The sharp moves in the US Treasury market are pointing to the risk of an approaching recession, with markets doubting the Fed's plan to engineer a "soft landing" for the economy as it hikes rates to fight inflation, experts said.
Mr Powell's speech on Monday caught some market participants off-guard as they seemed more hawkish than his remarks after the Fed last Wednesday raised the federal funds rate by 25 basis points.
Yields spiked on Monday with the 10-year benchmark note up to a yield of 2.298 per cent from 2.153 per cent on Friday - the highest since May 2019. Yields of two-year Treasuries, which more closely reflect monetary policy expectations, jumped to 2.111 per cent from 1.942 per cent on Friday.
The closely followed part of the yield curve measured between 10-year and two-year Treasuries has narrowed by about 60 basis points since the start of the year, with the longer-dated notes now yielding less than 20 basis points more than two-year debt.
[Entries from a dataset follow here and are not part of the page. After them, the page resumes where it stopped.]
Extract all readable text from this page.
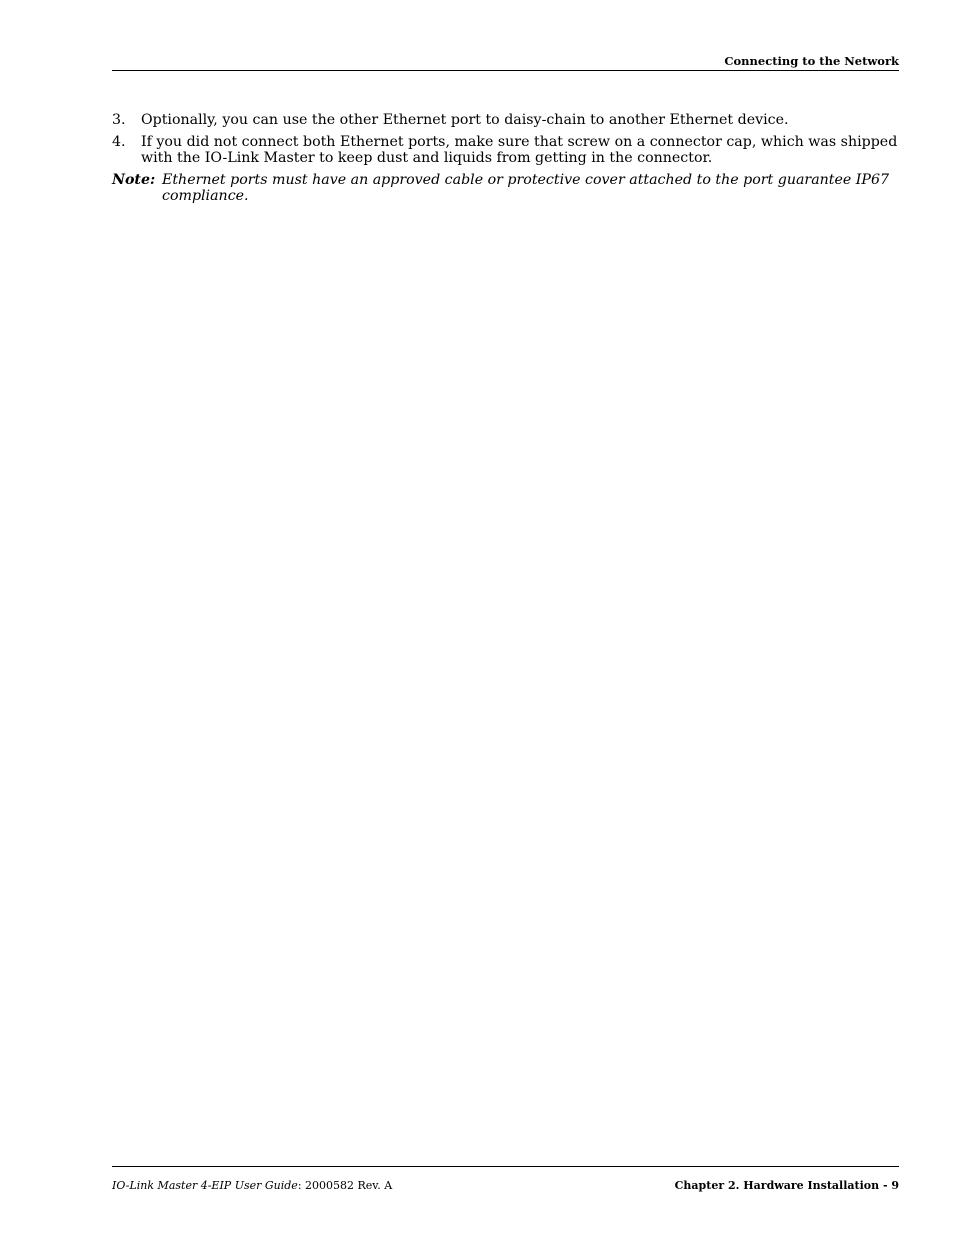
Connecting to the Network
3. Optionally, you can use the other Ethernet port to daisy-chain to another Ethernet device.
4. If you did not connect both Ethernet ports, make sure that screw on a connector cap, which was shipped
with the IO-Link Master to keep dust and liquids from getting in the connector.
Note: Ethernet ports must have an approved cable or protective cover attached to the port guarantee IP67
compliance.
IO-Link Master 4-EIP User Guide: 2000582 Rev. A	Chapter 2. Hardware Installation - 9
Any inversion of that part of the curve, when shorter notes yield more than longer ones, is generally seen as presaging a recession by six to 24 months.
Morgan Stanley said in a research note on Sunday that an inversion of the yield curve was possible in the second quarter of this year, but that an inversion does not necessarily anticipate a recession.
"However, it does support our view for sharply decelerating earnings growth," it said.